Speaking to Israel’s Channel 13, the secular-nationalist Yisrael Beytenu party leader said Prime Minister Benjamin Netanyahu’s Likud had conducted the coalition talks “in an arrogant and pathetic manner.”
In a column published in the Yedioth Ahronoth daily Friday morning, Lieberman – who quit in the wake of a Gaza confrontation in November 2018, precipitating the last elections – said his uncompromising stance on the draft law was mostly a matter of principle.
“The system being built within the State of Israel is a threat to the character and fabric of Israeli society as a whole,” he wrote, “because of the values on which young people grow up within haredi [ultra-Orthodox] society.”
Other right-wing parties agreed to enter a coalition on Thursday, but are missing one seat in order to achieve a majority – with Yisrael Beytenu’s five MKs necessary to push them comfortably over the threshold.
With the deadline for forming a new government fast approaching – just four days away – there is growing speculation that Netanyahu would try to call, or threaten to call, early elections.
According to political insiders who spoke with Israel Hayom, Netanyahu may soon draft a bill to dissolve the Knesset, figuring another march to the polls is the only means of breaking the impasse in the coalition talks.
The sources said that Netanyahu had come to the conclusion that Lieberman was no longer holding negotiations in good faith and was not planning on joining Netanyahu’s fifth government, should it form.

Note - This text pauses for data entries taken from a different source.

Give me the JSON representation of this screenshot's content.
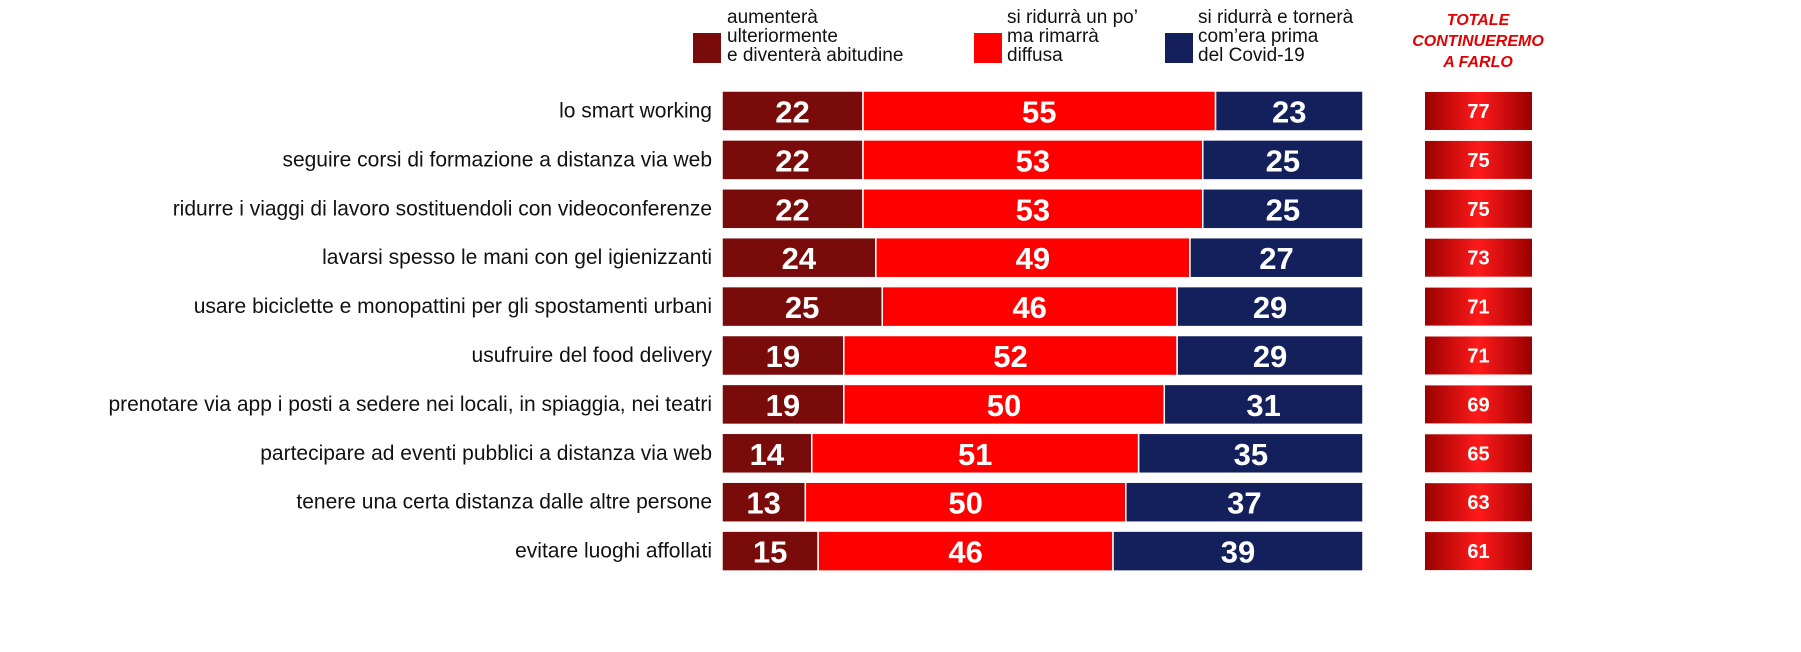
{
  "chart_data": {
    "type": "bar",
    "orientation": "horizontal",
    "stacked": true,
    "categories": [
      "lo smart working",
      "seguire corsi di formazione a distanza via web",
      "ridurre i viaggi di lavoro sostituendoli con videoconferenze",
      "lavarsi spesso le mani con gel igienizzanti",
      "usare biciclette e monopattini per gli spostamenti urbani",
      "usufruire del food delivery",
      "prenotare via app i posti a sedere nei locali, in spiaggia, nei teatri",
      "partecipare ad eventi pubblici a distanza via web",
      "tenere una certa distanza dalle altre persone",
      "evitare luoghi affollati"
    ],
    "series": [
      {
        "name": "aumenterà\nulteriormente\ne diventerà abitudine",
        "color": "#7a0b0b",
        "values": [
          22,
          22,
          22,
          24,
          25,
          19,
          19,
          14,
          13,
          15
        ]
      },
      {
        "name": "si ridurrà un po’\nma rimarrà\ndiffusa",
        "color": "#ff0000",
        "values": [
          55,
          53,
          53,
          49,
          46,
          52,
          50,
          51,
          50,
          46
        ]
      },
      {
        "name": "si ridurrà e tornerà\ncom’era prima\ndel Covid-19",
        "color": "#14205c",
        "values": [
          23,
          25,
          25,
          27,
          29,
          29,
          31,
          35,
          37,
          39
        ]
      }
    ],
    "totals": {
      "title": "TOTALE\nCONTINUEREMO\nA FARLO",
      "values": [
        77,
        75,
        75,
        73,
        71,
        71,
        69,
        65,
        63,
        61
      ]
    }
  }
}
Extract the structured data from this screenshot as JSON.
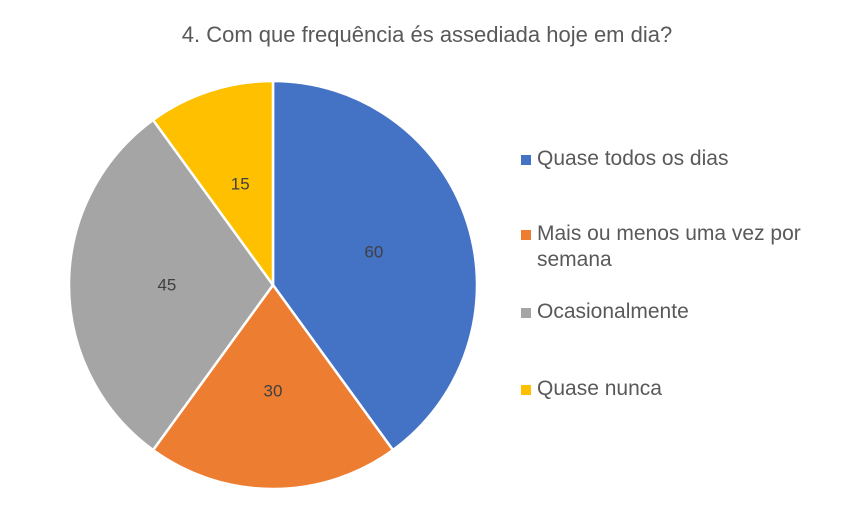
{
  "chart_data": {
    "type": "pie",
    "title": "4. Com que frequência és assediada hoje em dia?",
    "categories": [
      "Quase todos os dias",
      "Mais ou menos uma vez por semana",
      "Ocasionalmente",
      "Quase nunca"
    ],
    "values": [
      60,
      30,
      45,
      15
    ],
    "data_labels": [
      "60",
      "30",
      "45",
      "15"
    ],
    "colors": [
      "#4472C4",
      "#ED7D31",
      "#A5A5A5",
      "#FFC000"
    ],
    "start_angle": "12 o'clock",
    "direction": "clockwise",
    "legend_position": "right"
  }
}
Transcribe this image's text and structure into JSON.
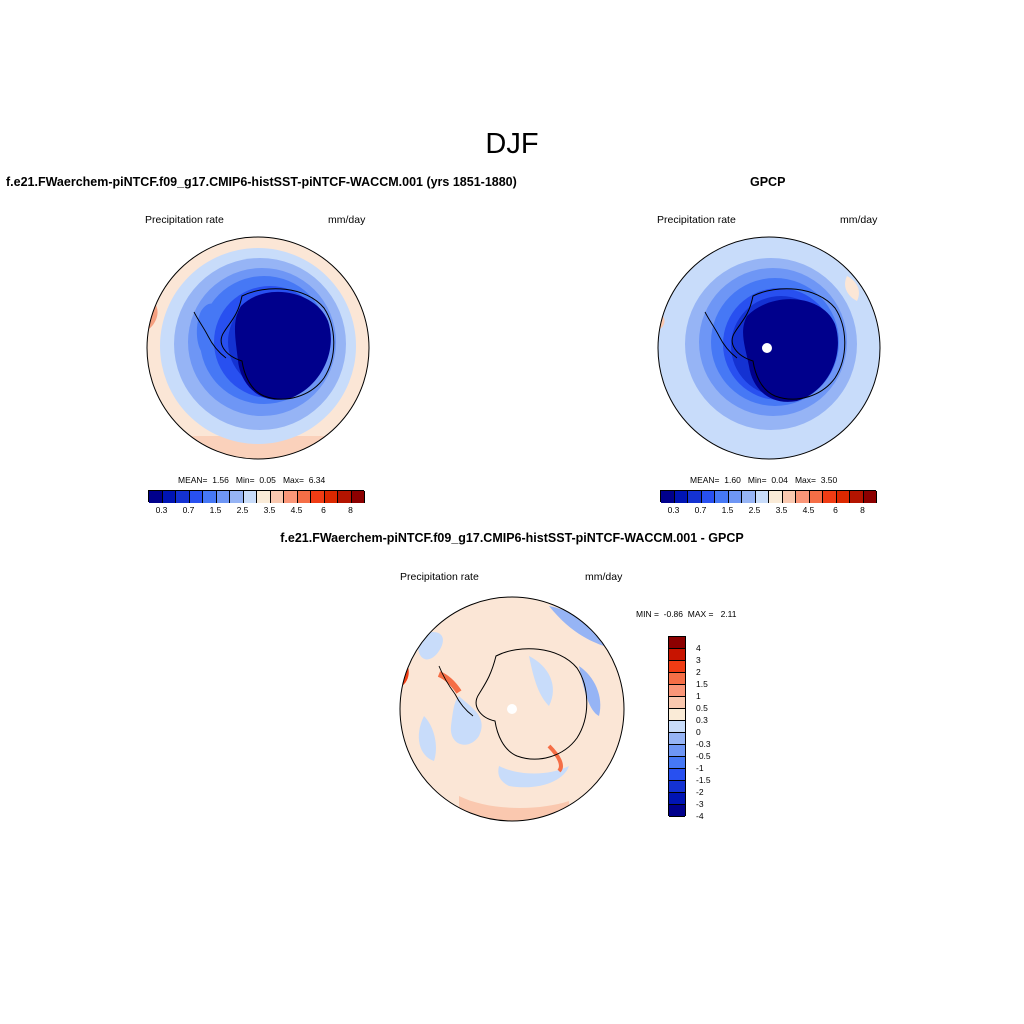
{
  "title": "DJF",
  "panels": [
    {
      "title": "f.e21.FWaerchem-piNTCF.f09_g17.CMIP6-histSST-piNTCF-WACCM.001 (yrs 1851-1880)",
      "left_label": "Precipitation rate",
      "right_label": "mm/day",
      "stats": {
        "mean_label": "MEAN=",
        "mean": "1.56",
        "min_label": "Min=",
        "min": "0.05",
        "max_label": "Max=",
        "max": "6.34"
      }
    },
    {
      "title": "GPCP",
      "left_label": "Precipitation rate",
      "right_label": "mm/day",
      "stats": {
        "mean_label": "MEAN=",
        "mean": "1.60",
        "min_label": "Min=",
        "min": "0.04",
        "max_label": "Max=",
        "max": "3.50"
      }
    },
    {
      "title": "f.e21.FWaerchem-piNTCF.f09_g17.CMIP6-histSST-piNTCF-WACCM.001 - GPCP",
      "left_label": "Precipitation rate",
      "right_label": "mm/day",
      "stats": {
        "min_label": "MIN =",
        "min": "-0.86",
        "max_label": "MAX =",
        "max": "2.11"
      }
    }
  ],
  "abs_colorbar": {
    "colors": [
      "#00008c",
      "#0014b4",
      "#1432d2",
      "#2850f0",
      "#4678f5",
      "#6e96f5",
      "#96b4f5",
      "#c8dcfa",
      "#faebd7",
      "#fac8af",
      "#fa9678",
      "#f56e46",
      "#f03c14",
      "#dc2800",
      "#b41400",
      "#8c0000"
    ],
    "labels": [
      "0.3",
      "0.7",
      "1.5",
      "2.5",
      "3.5",
      "4.5",
      "6",
      "8"
    ]
  },
  "diff_colorbar": {
    "colors": [
      "#8c0000",
      "#c81400",
      "#f03c14",
      "#f56e46",
      "#fa9678",
      "#fac8af",
      "#faebd7",
      "#c8dcfa",
      "#96b4f5",
      "#6e96f5",
      "#4678f5",
      "#2850f0",
      "#1432d2",
      "#0014b4",
      "#00008c"
    ],
    "labels": [
      "4",
      "3",
      "2",
      "1.5",
      "1",
      "0.5",
      "0.3",
      "0",
      "-0.3",
      "-0.5",
      "-1",
      "-1.5",
      "-2",
      "-3",
      "-4"
    ]
  }
}
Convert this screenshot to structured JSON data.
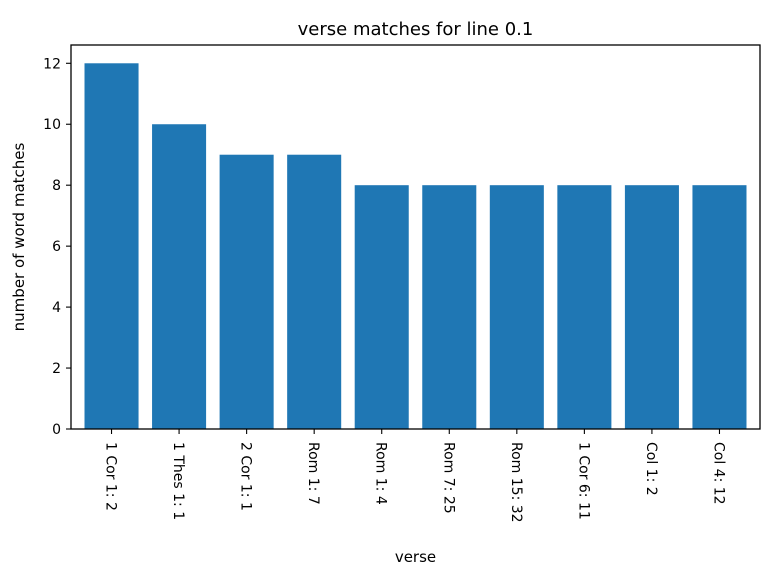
{
  "chart_data": {
    "type": "bar",
    "title": "verse matches for line 0.1",
    "xlabel": "verse",
    "ylabel": "number of word matches",
    "categories": [
      "1 Cor 1: 2",
      "1 Thes 1: 1",
      "2 Cor 1: 1",
      "Rom 1: 7",
      "Rom 1: 4",
      "Rom 7: 25",
      "Rom 15: 32",
      "1 Cor 6: 11",
      "Col 1: 2",
      "Col 4: 12"
    ],
    "values": [
      12,
      10,
      9,
      9,
      8,
      8,
      8,
      8,
      8,
      8
    ],
    "ylim": [
      0,
      12.6
    ],
    "yticks": [
      0,
      2,
      4,
      6,
      8,
      10,
      12
    ],
    "bar_color": "#1f77b4",
    "grid": false,
    "legend": "none"
  }
}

Netanyahu asked the other party leaders to meet him at his office late Thursday, making a last-minute plea to work together and avert another election, even if that meant having to form a coalition without Yisrael Beytenu.
Such a coalition, as states, would comprise only 60 of the 120 Knesset votes, meaning it could win a confidence vote and remain in power only if Lieberman’s faction chooses to abstain in crucial votes.
At the end of the meeting, the parties issued a statement urging Lieberman to show flexibility so that a new government could be formed.
The statement further said that if the former defense minister hunkered down, they would have no choice but to form a coalition with the minimum 60 votes in the assumption that Lieberman would not actively help topple it.
Earlier this month, President Reuven Rivlin gave Netanyahu a two-week extension to form a government. If the prime minister fails to pass a confidence vote by the end of those two weeks and swear-in the new government, the president will have to tap another MK, presumably from Likud, to form a government.
The conventional wisdom is that Netanyahu would want to avoid that scenario at all costs, even if that means calling another election, less than two months after he won a fifth term.